Monday, August 24, 2009

Word sounds

Got on a kick recently listening to Creedence Clearwater Revival's "Born on the Bayou" after seeing the "live at Woodstock" video. I'd heard on the radio someone who'd worked at Woodstock talk about how the opening notes of this song, at 3 a.m., kicked the festival into overdrive. (Thank God for anniversary stories.)

Anyway, the more I listened the more I realized something about how the lyrics (see below) use the repetition of a particular sound to tie the piece together.

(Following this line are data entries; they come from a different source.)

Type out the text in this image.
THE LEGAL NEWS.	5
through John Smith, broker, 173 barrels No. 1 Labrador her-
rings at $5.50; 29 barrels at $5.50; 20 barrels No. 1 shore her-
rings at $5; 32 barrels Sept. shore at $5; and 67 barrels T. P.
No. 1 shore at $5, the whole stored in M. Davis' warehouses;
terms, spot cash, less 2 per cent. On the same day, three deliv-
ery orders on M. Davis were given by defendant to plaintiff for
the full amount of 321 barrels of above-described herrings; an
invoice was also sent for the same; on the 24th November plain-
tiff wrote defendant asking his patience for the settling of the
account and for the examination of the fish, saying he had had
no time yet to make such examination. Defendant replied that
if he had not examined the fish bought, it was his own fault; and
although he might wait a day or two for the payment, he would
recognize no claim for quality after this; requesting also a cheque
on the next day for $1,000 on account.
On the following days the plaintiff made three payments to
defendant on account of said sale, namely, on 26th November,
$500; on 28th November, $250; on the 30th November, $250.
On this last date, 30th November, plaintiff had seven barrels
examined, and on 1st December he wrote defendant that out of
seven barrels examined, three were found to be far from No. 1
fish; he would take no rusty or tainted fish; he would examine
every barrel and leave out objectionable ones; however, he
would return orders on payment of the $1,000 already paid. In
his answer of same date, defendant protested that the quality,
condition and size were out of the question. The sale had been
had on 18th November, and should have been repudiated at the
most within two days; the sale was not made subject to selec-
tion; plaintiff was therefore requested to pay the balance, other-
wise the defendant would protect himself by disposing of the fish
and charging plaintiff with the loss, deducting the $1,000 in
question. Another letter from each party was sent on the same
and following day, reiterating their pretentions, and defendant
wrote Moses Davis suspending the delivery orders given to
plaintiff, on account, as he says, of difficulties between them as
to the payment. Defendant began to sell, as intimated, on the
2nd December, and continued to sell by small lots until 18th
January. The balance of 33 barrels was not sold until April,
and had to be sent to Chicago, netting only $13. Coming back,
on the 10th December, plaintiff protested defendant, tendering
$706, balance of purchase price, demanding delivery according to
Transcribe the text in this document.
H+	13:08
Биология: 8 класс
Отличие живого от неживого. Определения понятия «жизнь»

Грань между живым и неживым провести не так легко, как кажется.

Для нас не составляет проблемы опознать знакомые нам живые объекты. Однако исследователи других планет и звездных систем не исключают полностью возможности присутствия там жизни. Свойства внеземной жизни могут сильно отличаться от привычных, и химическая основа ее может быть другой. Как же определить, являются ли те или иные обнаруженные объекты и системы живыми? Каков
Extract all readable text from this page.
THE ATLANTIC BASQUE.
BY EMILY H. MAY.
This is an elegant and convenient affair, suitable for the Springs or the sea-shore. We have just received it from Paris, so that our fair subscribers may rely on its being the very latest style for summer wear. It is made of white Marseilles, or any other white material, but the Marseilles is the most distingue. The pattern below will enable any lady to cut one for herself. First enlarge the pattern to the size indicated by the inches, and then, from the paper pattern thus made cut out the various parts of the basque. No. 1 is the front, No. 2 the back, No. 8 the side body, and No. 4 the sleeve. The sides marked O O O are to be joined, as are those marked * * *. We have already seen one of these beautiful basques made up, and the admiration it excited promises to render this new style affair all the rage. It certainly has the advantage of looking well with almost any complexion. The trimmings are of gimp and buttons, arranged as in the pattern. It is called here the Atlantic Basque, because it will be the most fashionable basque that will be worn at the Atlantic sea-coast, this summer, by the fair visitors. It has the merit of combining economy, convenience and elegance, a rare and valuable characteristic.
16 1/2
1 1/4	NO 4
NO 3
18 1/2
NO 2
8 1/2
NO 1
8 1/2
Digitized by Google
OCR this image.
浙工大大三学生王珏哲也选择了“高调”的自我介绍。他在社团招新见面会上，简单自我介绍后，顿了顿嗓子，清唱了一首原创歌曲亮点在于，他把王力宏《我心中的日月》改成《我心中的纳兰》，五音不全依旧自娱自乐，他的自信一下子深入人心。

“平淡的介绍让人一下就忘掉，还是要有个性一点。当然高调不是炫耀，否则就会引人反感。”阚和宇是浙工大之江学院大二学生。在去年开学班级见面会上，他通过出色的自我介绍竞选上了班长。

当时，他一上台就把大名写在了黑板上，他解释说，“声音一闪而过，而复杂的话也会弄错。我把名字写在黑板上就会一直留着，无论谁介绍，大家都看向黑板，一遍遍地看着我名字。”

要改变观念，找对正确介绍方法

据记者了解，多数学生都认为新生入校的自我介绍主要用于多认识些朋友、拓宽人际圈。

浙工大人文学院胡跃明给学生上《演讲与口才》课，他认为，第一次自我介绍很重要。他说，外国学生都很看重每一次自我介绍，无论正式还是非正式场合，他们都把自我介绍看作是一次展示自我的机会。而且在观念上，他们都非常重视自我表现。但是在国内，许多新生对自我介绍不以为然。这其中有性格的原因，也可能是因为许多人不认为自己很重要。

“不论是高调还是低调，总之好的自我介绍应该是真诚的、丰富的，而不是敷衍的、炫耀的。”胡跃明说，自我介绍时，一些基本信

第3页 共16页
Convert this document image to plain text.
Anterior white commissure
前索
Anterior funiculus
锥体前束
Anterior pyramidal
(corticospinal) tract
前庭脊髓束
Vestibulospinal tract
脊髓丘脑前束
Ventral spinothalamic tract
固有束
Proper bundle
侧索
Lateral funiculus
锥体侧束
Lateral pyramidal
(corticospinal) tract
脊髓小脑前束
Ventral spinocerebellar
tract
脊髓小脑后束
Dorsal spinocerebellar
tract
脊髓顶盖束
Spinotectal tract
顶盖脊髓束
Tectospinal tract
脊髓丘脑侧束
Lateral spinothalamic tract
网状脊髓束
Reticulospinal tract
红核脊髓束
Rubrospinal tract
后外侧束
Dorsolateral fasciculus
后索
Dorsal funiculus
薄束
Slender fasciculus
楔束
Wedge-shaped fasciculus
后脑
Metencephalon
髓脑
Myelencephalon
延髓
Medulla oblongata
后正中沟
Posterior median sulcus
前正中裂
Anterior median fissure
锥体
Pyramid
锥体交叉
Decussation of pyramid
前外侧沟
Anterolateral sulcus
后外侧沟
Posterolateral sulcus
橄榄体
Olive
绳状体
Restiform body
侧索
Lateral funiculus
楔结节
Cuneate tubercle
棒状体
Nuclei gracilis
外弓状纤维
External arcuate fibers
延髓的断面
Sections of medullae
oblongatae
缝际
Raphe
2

I doubt I have a chance of interviewing John Fogerty about this, so don't know how intentional this was, but check out the video below and listen for the repetition of the "oo" sound -- in words like "do" and "July" -- that reinforce that sound, which of course is in the title of the song. And when he sings, Fogerty really exploits the sound -- pushing it hard and low at least a couple of times so it really punctuates the rhythm of the song.

(He also, importantly, gives the sound some room to breathe -- in the 3rd line of the song, he sings "don't let the man getcha and do what he done to me." It'd be different, and probably not as good, had he sung "don't let them man get you and do what he done to me.")

Fogerty's emphasis on that sound ends up unifying the song. And you can use the same type of technique to help unify a story. Pay attention to the sounds of the words. If you can deftly repeat key sounds at points in the story -- being careful not to overdo it and turn it into a gimmick -- your piece will feel that much more cohesive, that much more like a whole thing as opposed to a collection of paragraphs. The reader might notice only subliminally, but that's even more cool.

Born on the bayou
(by John Fogerty)

Now, when I was just a little boy,
Standin' to my daddy's knee,
My poppa said, son, don't let the man get you
Do what he done to me.
'cause he'll get you,
'cause he'll get you now, now.

And I can remember the fourth of july,
Runnin' through the backwood, bare.
And I can still hear my old hound dog barkin',
Chasin' down a hoodoo there.
Chasin' down a hoodoo there.

Born on the bayou;
Born on the bayou;
Born on the bayou.

Wish I was back on the bayou.
Rollin' with some cajun queen.
Wishin' I were a fast freight train,
Just a chooglin' on down to New Orleans.